A team headed by scientists from the Institute for Research in Biomedicine (IRB Barcelona) reports how the protein Ler, which is found in pathogenic bacteria, interacts with certain DNA sequences, thereby activating numerous genes responsible for virulence, which bacteria then exploit to infect human cells. Ler is present in pathogenic Escherichia coli (E.coli) strains, such as the one that caused a deadly infectious outbreak in Germany last May. The study has been published in the scientific journal PloS Pathogens.

The researchers have solved the three-dimensional structure of a key region of the DNA-protein complex.

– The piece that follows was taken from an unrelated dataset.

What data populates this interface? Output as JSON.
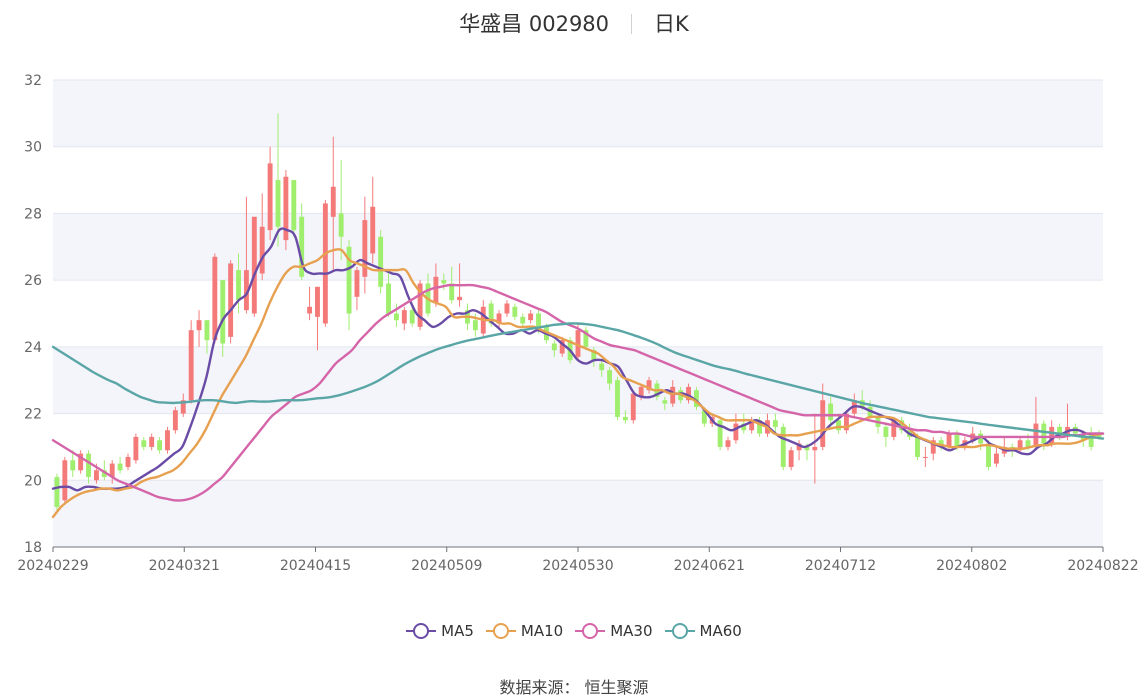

Knowledge about the structures that control the activity of genes associated with virulence and resistance to antibiotics is crucial to understand the molecular mechanisms that regulate bacterial pathogenicity and to pave the way for alternative treatments to conventional antibiotics. According to Jesús García, research associate in the IRB Barcelona group headed by Miquel Pons, researcher at IRB Barcelona and professor of the UB, “a strategy based on selective regulatory systems for genes responsible for virulence is particularly attractive because it could potentially minimize the adverse effects on our bacterial flora and reduce the selective pressure for the development of antibiotic resistance in bacteria”.

Horizontal gene transfer

Many of the genes responsible for pathogenic bacteria virulence and resistance to antibiotics have been acquired through processes such as horizontal gene transfer (HGT). By means of this mechanism, bacteria incorporate genetic material from external sources such as bacteria or phages (viruses that affect bacteria). The correct regulation of HGT genes, in other words silencing when not required and coordinated activation to produce a beneficial effect, is crucial for the success of bacteria.

“The resolved structure has allowed us to understand the way in which Ler recognizes its DNA binding sites. Ler does not recognize specific sequences but local DNA structures. In our study we also tested whether this recognition mode is used by other proteins of the same family, such as H-NS”, explains García. The Ler and H-NS proteins play a critical role in the regulation of genes acquired through HGT in pathogenic E. coli strains.

The study forms part of Tiago N. Cordeiro´s doctoral thesis and has involved researchers from the Institute for Bioengineering of Catalonia (IBEC), the University of Barcelona (UB) and the Max Planck Institute for Biophysical Chemistry in Göttingen.